Протестовать Валуеву не приходилось. Зеленой был пока что слишком силен, и потому их связывало подобие дружбы. Той дружбы царедворцев, когда люди очень хорошо знают, чего ожидать друг от друга.
— Доброе утро, Петр Александрович! — Зеленой приветливо потряс очень горячей рукой холодную руку Валуева.
— Доброе утро, милейший Александр Алексеевич! — Улыбка блуждала на губах Валуева.
В душе он посылал Зеленого в преисподнюю. Лишь один он знал, какую маленькую месть он позволяет себе, когда упрямо пишет в своих дневниках его фамилию просто «Зеленый», и это, забавляя, немного мирило его с товарищем министра. И все же стоять на ступеньках в такую погоду, разговаривать на глазах у всех!

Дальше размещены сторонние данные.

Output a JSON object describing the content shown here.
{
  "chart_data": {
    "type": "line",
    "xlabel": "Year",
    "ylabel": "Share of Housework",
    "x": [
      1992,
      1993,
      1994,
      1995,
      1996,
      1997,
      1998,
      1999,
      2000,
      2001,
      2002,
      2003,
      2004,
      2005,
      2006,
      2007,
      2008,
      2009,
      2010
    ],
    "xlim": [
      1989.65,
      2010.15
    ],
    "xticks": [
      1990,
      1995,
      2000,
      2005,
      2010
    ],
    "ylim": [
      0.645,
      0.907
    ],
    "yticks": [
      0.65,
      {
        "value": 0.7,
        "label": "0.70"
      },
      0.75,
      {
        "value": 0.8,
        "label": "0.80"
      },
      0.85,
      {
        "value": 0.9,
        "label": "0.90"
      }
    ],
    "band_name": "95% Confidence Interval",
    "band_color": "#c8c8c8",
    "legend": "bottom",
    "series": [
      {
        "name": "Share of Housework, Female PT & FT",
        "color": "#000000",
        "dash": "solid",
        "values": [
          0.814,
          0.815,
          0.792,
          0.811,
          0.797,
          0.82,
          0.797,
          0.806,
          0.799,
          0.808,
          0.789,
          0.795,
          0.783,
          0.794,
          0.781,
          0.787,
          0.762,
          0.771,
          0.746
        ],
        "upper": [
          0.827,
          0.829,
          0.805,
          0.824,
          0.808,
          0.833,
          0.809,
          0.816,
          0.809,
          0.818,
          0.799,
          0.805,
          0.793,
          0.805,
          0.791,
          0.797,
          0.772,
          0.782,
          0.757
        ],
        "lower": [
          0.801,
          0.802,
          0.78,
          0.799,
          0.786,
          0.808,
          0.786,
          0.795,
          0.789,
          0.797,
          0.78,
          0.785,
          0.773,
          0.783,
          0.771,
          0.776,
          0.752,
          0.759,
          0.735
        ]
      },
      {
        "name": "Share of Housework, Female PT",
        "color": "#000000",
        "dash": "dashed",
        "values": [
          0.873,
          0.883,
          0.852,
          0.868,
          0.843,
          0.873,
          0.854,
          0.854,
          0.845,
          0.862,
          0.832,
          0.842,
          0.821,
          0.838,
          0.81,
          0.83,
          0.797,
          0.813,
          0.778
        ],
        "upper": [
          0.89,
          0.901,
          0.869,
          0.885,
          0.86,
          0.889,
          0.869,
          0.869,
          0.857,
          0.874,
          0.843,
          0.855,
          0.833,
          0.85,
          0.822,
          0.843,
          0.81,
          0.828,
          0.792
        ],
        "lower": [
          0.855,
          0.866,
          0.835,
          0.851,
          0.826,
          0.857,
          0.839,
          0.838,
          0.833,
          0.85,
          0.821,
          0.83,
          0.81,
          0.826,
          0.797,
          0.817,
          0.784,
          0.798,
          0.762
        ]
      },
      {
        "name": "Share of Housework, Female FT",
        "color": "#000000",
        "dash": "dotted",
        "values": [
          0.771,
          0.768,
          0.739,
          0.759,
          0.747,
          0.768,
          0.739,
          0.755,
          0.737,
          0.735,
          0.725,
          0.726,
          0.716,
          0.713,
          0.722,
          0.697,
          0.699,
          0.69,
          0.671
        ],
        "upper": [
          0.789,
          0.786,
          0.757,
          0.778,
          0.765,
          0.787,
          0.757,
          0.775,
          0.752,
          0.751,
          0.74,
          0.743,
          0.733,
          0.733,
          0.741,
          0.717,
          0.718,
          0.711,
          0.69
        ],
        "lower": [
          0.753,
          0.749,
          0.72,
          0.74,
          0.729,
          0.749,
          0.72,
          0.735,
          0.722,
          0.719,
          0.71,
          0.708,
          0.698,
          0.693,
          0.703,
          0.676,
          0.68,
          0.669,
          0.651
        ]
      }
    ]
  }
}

— Довольно странные меры, — конфиденциально сказал Зеленой. — Войска консигновали в казармах. В каждую полицейскую часть командировали по полвзвода.
— Я слышал, — язвительно улыбнулся Валуев. — У всех боевые патроны, и артиллерию держат наготове. И, говорят, держали наготове лошадей для императора.
— Как думаете, почему?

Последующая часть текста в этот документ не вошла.